From almost any point inside, Wind Cave appears to be a random structure. Passages intersect at any angle, cross-sectional area varies from point to point, and floors show no uniform gradients. Seen in plan view, however, the cave pattern appears as several highly interconnected superimposed networks with their main elongation in a northwest, southeast direction. This is strongly brought out by the cave rosette.
1959 NSS Expedition to Wind Cave Cave Patterns and Cross-Sections
A second feature of note is that there appears (qualitatively at least) to be a zone of maximum solution in the central hub of the cave. In the area enclosing the Fairgrounds Loop, the Blue Grotto Loop, the Attic and a few passages to the east, passages are large and there are many interconnecting minor passages giving a large cave volume. The Long Route and the Garden of Eden are medium-volume extensions from this central hub. In other directions, passages quickly become sparse and pinch down to small size with a corresponding reduction in cave volume. A proof that this distribution of cave volume really exists requires a careful peripheral survey to examine and map all passage leading from the central area.

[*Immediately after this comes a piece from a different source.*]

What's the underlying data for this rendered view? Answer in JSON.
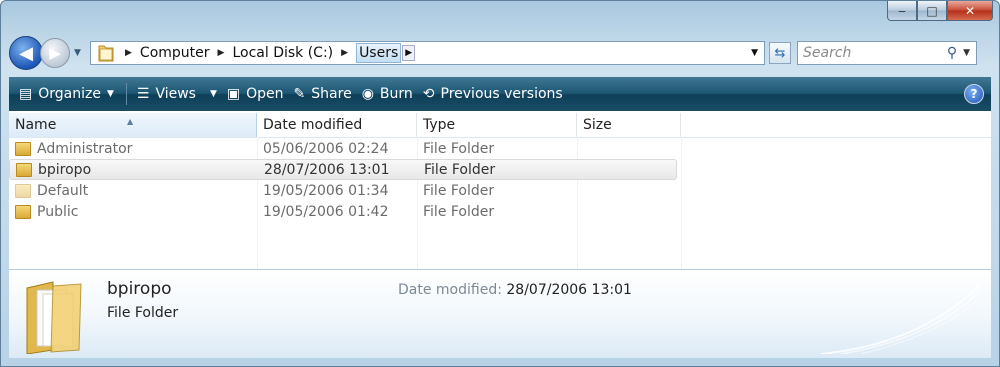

There are two main types of passage cross-section. The canyon or fissure cross-section is shown by passages one to three feet wide and up to 50 feet high. These high narrow passages often have point-controlled ceiling pockets with traces of the guiding joint.
The second type might be called the "irregular" cross-section. The passage is often very vaguely elliptical in section but shows many irregular projections of bedrock. The Attic is a typical example and is shown in Figure 2.
A third cross-section occurs in the Fairground Area and is shown in Figure 1. A well developed chert horizon supports a flat sloping ceiling.